Businesses must understand where and how their sensitive data is used in their ever-changing data estates because the stakes are higher than ever. IBM’s Cost of a Data Breach 2023 report found that the average global cost of a data breach in 2023 was $4.45 million. And with the rise in generative AI tools, malicious actors develop new attacks and find security vulnerabilities quicker than ever before. 

Even if your organization doesn’t experience a data breach, growing data and privacy regulations could negatively impact your business’s bottom line if not heeded. 

With all of these factors in play, why haven’t many businesses up-leveled their data security and risen to the new challenges? In many cases, it’s because they are leveraging outdated technologies to secure a modern cloud environment. Tools designed for on premises environments often produce too many false positives, require manual setup and constant reconfiguration, and lack complete visibility into multi-cloud environments. To answer these liabilities, many businesses are turning to data security posture management (DSPM), a relatively new approach to data security that focuses on securing data wherever it goes despite the underlying infrastructure. 

Can Legacy Tools Enable Today’s Data Security Best Practices?

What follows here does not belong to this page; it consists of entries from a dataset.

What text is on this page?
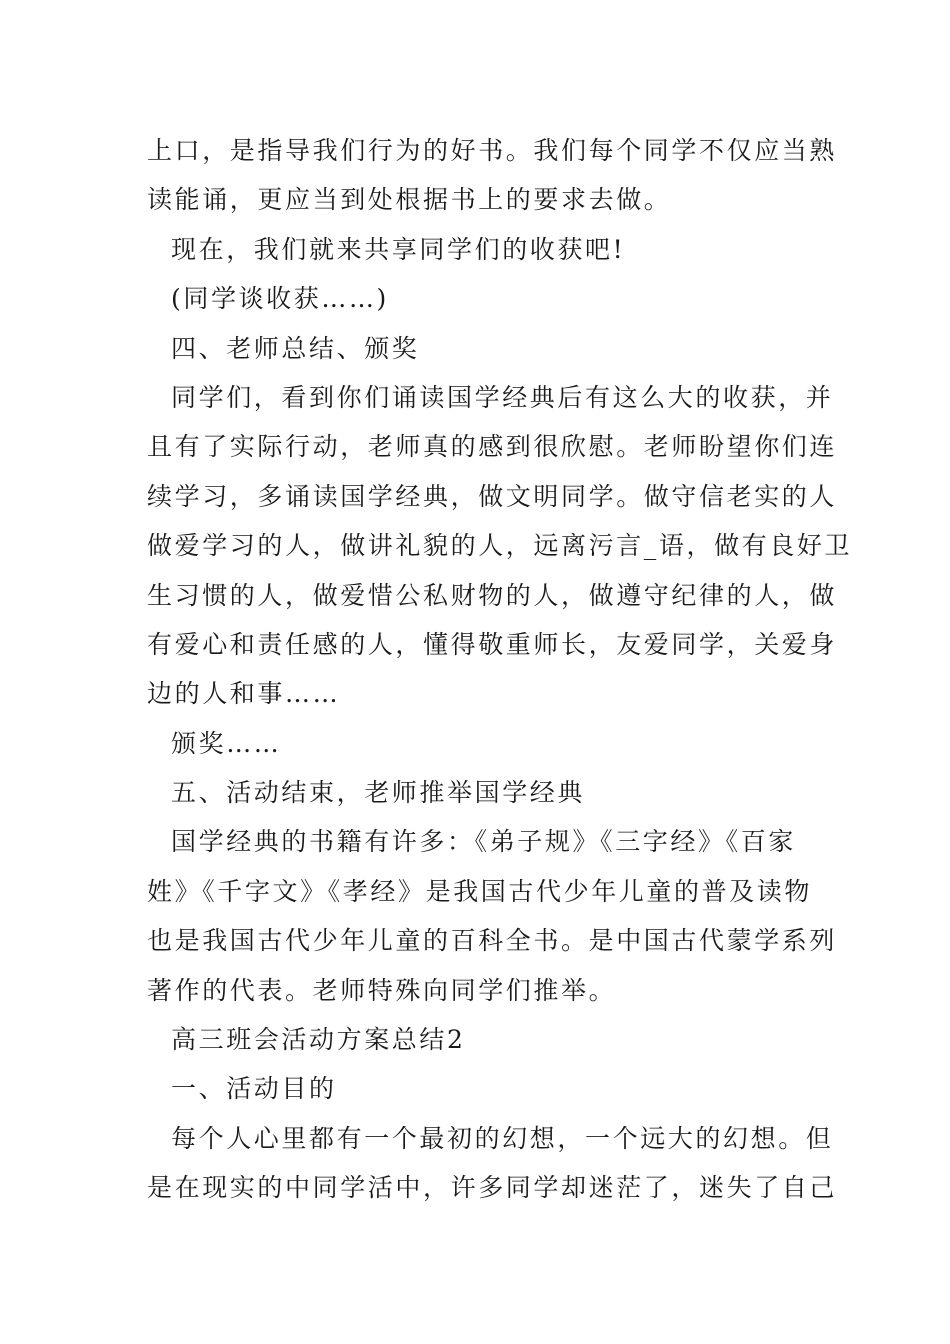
上口，是指导我们行为的好书。我们每个同学不仅应当熟
读能诵，更应当到处根据书上的要求去做。
现在，我们就来共享同学们的收获吧!
(同学谈收获……)
四、老师总结、颁奖
同学们，看到你们诵读国学经典后有这么大的收获，并
且有了实际行动，老师真的感到很欣慰。老师盼望你们连
续学习，多诵读国学经典，做文明同学。做守信老实的人
做爱学习的人，做讲礼貌的人，远离污言_语，做有良好卫
生习惯的人，做爱惜公私财物的人，做遵守纪律的人，做
有爱心和责任感的人，懂得敬重师长，友爱同学，关爱身
边的人和事……
颁奖……
五、活动结束，老师推举国学经典
国学经典的书籍有许多：《弟子规》《三字经》《百家
姓》《千字文》《孝经》是我国古代少年儿童的普及读物
也是我国古代少年儿童的百科全书。是中国古代蒙学系列
著作的代表。老师特殊向同学们推举。
高三班会活动方案总结2
一、活动目的
每个人心里都有一个最初的幻想，一个远大的幻想。但
是在现实的中同学活中，许多同学却迷茫了，迷失了自己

As today’s teams look to secure their ever-evolving cloud data stores, a few specific requirements arise. Let’s see how these modern requirements stack up with legacy tools’ capabilities:

Compatibility with a Multi-Cloud Environment

Today, the average organization uses several connected databases, technologies, and storage methods to host its data and operations. Its data estate will likely consist of SaaS applications, a few cloud instances, and, in some cases, on premises data centers. 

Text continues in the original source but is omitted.